A significant boost is about to happen to Australia's medicinal cannabis market with the federal government having high ambitions for the industry. It is set to allow exports of cannabis-based medicines, and assured that Aussie patients will be prioritised. 

Currently, there are regulations that prevent the exports of medicinal cannabis products. Those regulations will undergo changes, a move that seeks to create a larger market for medicines produced here.

It is being viewed as a wise business move, with ambitions for the country to become world’s biggest producer of medicinal cannabis products. Health Minister Greg Hunt said the changes are actually a significant step for Australia’s domestic patients and domestic supply.

"We would like to be, potentially, the world's number one medicinal cannabis supplier," Hunt said, according to the ABC. He added being aware that they have an Aussie market and a global market boosts the likelihood of growing and production.

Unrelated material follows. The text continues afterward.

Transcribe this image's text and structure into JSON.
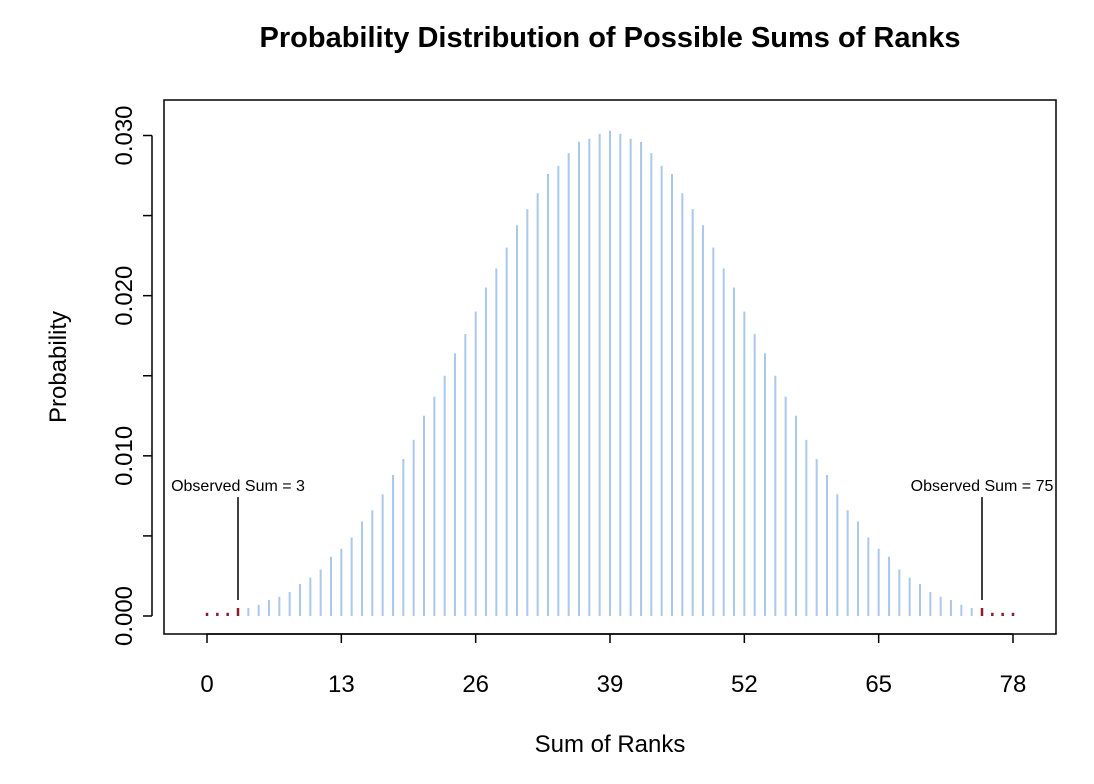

In 2016, the federal government legalised patient access to locally grown and manufactured medicinal cannabis. That was subject to state and territory regulations.

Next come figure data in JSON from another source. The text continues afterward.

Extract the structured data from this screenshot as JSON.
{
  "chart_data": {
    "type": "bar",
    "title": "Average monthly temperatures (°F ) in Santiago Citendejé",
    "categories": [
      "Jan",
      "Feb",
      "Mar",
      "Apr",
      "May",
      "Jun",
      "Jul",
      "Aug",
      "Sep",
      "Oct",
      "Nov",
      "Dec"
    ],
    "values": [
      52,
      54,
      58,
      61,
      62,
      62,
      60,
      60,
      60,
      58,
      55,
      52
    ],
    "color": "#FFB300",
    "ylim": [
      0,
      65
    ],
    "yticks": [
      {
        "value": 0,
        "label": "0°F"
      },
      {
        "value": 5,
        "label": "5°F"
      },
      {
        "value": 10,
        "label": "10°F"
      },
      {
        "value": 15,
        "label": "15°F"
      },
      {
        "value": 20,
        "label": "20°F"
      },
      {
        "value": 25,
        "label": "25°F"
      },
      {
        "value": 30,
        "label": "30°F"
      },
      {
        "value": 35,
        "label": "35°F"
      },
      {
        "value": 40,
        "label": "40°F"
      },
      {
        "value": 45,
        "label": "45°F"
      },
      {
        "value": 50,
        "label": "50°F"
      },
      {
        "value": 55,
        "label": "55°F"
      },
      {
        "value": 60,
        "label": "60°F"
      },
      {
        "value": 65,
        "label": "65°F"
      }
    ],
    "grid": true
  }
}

The first Australian state to legalise cannabis for medical purposes was Victoria. New South Wales followed suit.

Anthony Albanese, the opposition frontbencher, described the changes as a “sensible move forward” for Australia. “We know that medicinal use of cannabis can alleviate people’s health issues and, therefore, if Australia’s in a position to provide support, it should do so,” he has told reporters in Melbourne.

Australian patients come first

The health minister assured the medical community there was “now no real government barriers at all to accessing medicinal cannabis.” There could be "more than enough" for Aussie patients and international consumers.

Among the conditions of licences for export, Hunt said, is that medicinal cannabis be made available to Australian consumers first. He maintained that the sector is supportive of that and cited a "progressive increase" in prescriptions.

According to the federal health department, up to 350 patients have accessed locally grown medicinal cannabis products. There are some concerns, however, that doctors are hesitant to prescribe the products.

Hunt defended these doctors, saying it was “understandable” many were reluctant to prescribe a drug that has just been approved. But he assured they are working along with the College of GPs and Australian Medical Association to ensure that doctors have access to full information so they can ensure the best interest of patients. Since Parliament passed laws allowing its use, the number of patients being prescribed medicinal cannabis has been limited.